Understanding the neurophysiological mechanisms associated with balance control in adolescents with idiopathic scoliosis

Abstract

Introduction Several studies revealed balance control alterations in adolescents with idiopathic scoliosis (AIS) suggesting cortical sensorimotor processing impairments. This study aims at examining the cortical dynamics of sensorimotor information processing related to balance control in different sensory tasks in participants with AIS and in age-matched controls (CTL) using electroencephalography (EEG). Methods Cortical dynamics during normal standing balance and during ankle tendons co-vibration (proprioception alteration) and post-vibration (proprioception reintegration) were assessed in 16 girls with AIS and 15 CTL using EEG. The participants stood on a force platform. Fourier transform and time-frequency analysis were used to determine alpha peak frequency (APF) and band power synchronization/desynchronization in all conditions with and without vision. Balance performances were assessed through the distance covered by the center of pressure (COP).
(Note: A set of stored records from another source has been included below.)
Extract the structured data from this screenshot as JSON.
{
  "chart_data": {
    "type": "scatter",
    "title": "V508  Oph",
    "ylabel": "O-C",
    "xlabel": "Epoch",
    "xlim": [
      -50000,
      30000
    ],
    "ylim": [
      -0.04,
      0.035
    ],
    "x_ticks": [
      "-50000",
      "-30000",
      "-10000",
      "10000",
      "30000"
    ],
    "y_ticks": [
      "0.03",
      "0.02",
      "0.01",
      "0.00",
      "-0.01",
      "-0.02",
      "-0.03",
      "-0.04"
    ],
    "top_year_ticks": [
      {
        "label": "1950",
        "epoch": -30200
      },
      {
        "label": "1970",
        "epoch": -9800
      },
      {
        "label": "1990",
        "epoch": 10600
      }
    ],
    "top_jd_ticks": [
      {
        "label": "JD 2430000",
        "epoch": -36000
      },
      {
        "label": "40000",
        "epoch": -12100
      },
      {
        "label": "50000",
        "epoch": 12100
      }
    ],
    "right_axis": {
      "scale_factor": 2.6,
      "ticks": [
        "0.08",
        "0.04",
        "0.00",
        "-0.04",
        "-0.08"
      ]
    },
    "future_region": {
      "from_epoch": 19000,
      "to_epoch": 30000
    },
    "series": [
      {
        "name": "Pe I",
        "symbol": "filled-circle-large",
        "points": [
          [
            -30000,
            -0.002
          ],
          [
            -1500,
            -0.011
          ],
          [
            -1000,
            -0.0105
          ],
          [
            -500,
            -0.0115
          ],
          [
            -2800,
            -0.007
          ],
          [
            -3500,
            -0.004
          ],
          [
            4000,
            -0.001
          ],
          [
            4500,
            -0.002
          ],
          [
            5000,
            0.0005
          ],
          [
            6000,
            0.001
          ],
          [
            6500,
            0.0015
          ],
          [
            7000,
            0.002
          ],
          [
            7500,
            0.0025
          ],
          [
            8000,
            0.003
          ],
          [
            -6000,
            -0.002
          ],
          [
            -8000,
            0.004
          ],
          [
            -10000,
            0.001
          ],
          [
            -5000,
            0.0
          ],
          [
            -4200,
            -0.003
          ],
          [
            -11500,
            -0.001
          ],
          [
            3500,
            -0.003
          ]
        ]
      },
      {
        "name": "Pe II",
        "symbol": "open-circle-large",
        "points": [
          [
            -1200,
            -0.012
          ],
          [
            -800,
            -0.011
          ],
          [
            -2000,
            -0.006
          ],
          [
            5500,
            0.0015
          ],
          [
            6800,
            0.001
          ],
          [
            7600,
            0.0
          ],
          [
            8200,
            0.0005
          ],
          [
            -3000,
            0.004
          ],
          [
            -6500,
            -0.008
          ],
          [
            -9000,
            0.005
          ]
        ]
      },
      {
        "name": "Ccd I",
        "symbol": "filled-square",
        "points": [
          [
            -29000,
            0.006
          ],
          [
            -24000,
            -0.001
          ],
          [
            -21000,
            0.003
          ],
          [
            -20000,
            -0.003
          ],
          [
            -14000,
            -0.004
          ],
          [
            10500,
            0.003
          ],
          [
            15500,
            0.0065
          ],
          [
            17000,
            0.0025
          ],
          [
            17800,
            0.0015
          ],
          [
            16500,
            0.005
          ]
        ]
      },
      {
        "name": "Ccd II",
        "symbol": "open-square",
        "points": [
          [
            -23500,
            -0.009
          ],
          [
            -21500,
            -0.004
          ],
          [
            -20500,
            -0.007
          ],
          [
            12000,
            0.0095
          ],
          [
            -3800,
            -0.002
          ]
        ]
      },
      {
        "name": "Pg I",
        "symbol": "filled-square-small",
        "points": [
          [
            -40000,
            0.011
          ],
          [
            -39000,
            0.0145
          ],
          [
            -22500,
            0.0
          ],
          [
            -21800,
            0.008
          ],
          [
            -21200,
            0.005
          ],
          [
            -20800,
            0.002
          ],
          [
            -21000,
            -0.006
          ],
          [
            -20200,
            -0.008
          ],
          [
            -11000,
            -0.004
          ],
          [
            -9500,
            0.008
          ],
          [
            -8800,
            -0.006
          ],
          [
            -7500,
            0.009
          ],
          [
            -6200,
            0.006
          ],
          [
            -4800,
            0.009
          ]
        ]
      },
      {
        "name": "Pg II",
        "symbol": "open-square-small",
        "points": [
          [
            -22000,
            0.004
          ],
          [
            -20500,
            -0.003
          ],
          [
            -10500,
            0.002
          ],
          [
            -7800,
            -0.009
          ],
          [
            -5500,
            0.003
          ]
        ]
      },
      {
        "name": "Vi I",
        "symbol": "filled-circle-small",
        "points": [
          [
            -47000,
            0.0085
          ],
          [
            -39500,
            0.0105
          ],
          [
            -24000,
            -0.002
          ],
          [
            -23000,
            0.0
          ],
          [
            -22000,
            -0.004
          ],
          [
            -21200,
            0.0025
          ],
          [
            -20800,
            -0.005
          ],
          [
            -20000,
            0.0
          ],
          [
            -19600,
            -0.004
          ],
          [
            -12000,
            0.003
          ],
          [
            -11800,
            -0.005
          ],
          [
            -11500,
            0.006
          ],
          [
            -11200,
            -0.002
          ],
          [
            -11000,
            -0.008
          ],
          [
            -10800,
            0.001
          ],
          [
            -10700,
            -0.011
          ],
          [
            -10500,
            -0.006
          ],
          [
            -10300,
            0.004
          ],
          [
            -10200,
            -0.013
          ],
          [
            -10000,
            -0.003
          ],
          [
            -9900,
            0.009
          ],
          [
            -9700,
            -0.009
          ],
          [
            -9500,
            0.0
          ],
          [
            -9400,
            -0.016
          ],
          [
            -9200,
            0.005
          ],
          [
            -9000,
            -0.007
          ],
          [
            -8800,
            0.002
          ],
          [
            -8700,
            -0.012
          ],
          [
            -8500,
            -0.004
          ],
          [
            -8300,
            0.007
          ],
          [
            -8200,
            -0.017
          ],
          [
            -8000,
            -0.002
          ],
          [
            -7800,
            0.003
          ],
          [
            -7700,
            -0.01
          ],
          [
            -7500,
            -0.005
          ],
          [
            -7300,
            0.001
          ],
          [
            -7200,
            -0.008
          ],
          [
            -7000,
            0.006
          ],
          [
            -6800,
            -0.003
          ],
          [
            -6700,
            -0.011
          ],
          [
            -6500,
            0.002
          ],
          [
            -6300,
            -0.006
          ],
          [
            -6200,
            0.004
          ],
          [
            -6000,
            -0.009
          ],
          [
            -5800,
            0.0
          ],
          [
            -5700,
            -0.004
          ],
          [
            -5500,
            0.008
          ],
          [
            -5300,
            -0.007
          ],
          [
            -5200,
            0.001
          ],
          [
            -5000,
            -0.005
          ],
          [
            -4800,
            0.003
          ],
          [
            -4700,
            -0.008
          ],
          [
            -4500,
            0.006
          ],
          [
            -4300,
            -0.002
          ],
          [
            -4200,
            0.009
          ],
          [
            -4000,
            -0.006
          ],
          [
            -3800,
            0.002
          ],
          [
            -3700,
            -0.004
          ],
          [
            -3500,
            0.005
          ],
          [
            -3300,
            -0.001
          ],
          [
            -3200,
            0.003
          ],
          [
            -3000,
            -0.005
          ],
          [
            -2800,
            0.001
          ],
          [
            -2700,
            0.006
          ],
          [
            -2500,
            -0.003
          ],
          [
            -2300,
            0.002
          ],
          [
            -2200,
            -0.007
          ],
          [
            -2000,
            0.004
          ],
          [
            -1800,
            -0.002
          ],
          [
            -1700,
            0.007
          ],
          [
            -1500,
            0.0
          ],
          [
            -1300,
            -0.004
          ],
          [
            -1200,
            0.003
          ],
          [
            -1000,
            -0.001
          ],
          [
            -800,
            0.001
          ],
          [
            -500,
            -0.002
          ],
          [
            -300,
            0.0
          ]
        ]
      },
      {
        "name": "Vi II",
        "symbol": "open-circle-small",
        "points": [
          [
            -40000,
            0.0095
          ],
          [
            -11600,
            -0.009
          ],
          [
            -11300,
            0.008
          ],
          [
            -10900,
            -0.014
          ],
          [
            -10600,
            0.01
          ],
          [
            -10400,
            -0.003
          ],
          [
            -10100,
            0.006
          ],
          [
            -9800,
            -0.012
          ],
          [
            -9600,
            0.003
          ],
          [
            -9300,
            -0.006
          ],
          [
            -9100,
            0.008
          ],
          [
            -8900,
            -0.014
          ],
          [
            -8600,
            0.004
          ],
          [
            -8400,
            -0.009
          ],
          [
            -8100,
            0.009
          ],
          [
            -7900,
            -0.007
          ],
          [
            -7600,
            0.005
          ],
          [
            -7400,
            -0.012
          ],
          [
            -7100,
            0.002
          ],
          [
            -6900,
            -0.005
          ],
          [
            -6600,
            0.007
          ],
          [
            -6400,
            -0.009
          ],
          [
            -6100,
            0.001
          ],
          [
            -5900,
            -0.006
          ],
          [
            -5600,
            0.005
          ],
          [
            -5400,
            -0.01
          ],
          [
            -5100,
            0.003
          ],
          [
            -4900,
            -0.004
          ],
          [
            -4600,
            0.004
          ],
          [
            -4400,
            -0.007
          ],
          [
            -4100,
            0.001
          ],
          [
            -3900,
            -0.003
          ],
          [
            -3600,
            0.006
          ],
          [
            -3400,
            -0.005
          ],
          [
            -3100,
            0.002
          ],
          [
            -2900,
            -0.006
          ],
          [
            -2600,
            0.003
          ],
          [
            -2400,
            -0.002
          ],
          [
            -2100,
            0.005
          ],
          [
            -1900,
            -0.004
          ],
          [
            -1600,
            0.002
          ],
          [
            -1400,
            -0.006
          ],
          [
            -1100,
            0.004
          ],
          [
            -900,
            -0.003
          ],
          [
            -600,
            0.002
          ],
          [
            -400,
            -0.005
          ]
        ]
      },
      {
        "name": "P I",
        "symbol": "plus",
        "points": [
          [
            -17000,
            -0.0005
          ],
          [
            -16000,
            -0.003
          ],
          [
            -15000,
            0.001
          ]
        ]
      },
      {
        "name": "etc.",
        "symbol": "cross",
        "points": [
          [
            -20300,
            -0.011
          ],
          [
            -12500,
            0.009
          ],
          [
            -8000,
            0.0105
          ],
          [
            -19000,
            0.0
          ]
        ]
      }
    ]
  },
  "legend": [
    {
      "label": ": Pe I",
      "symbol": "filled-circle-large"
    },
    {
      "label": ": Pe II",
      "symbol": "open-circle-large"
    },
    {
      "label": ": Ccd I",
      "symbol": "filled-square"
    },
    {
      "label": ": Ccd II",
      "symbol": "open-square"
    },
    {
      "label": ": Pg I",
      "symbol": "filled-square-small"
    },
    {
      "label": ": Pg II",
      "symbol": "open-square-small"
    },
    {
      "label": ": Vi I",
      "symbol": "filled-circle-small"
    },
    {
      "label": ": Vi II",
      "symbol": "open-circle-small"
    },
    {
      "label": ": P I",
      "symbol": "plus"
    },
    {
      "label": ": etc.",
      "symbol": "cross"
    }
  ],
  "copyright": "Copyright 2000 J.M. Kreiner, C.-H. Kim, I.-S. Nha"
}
Results COP did not differ between groups in all conditions. APF was larger in the AIS group at central, frontal and parietal regions. In the co-vibration condition, a significant desynchronization in alpha (8–12 Hz) and beta (13–30 Hz) band power and a significant increase in theta (4–7 Hz) band power were found respectively in the vision and non-vision condition in AIS compared to CTL. In the post-vibration condition, significant desynchronization in beta and gamma (30–50 Hz) band power were observed in the AIS group in the non-vision condition. Discussion/conclusion Differences in APF and frequency band power in AIS compared to CTL may indicate the need for increased cortical processing to maintain balance control. Future investigations may help understand the pathomechanism of progressive scoliosis.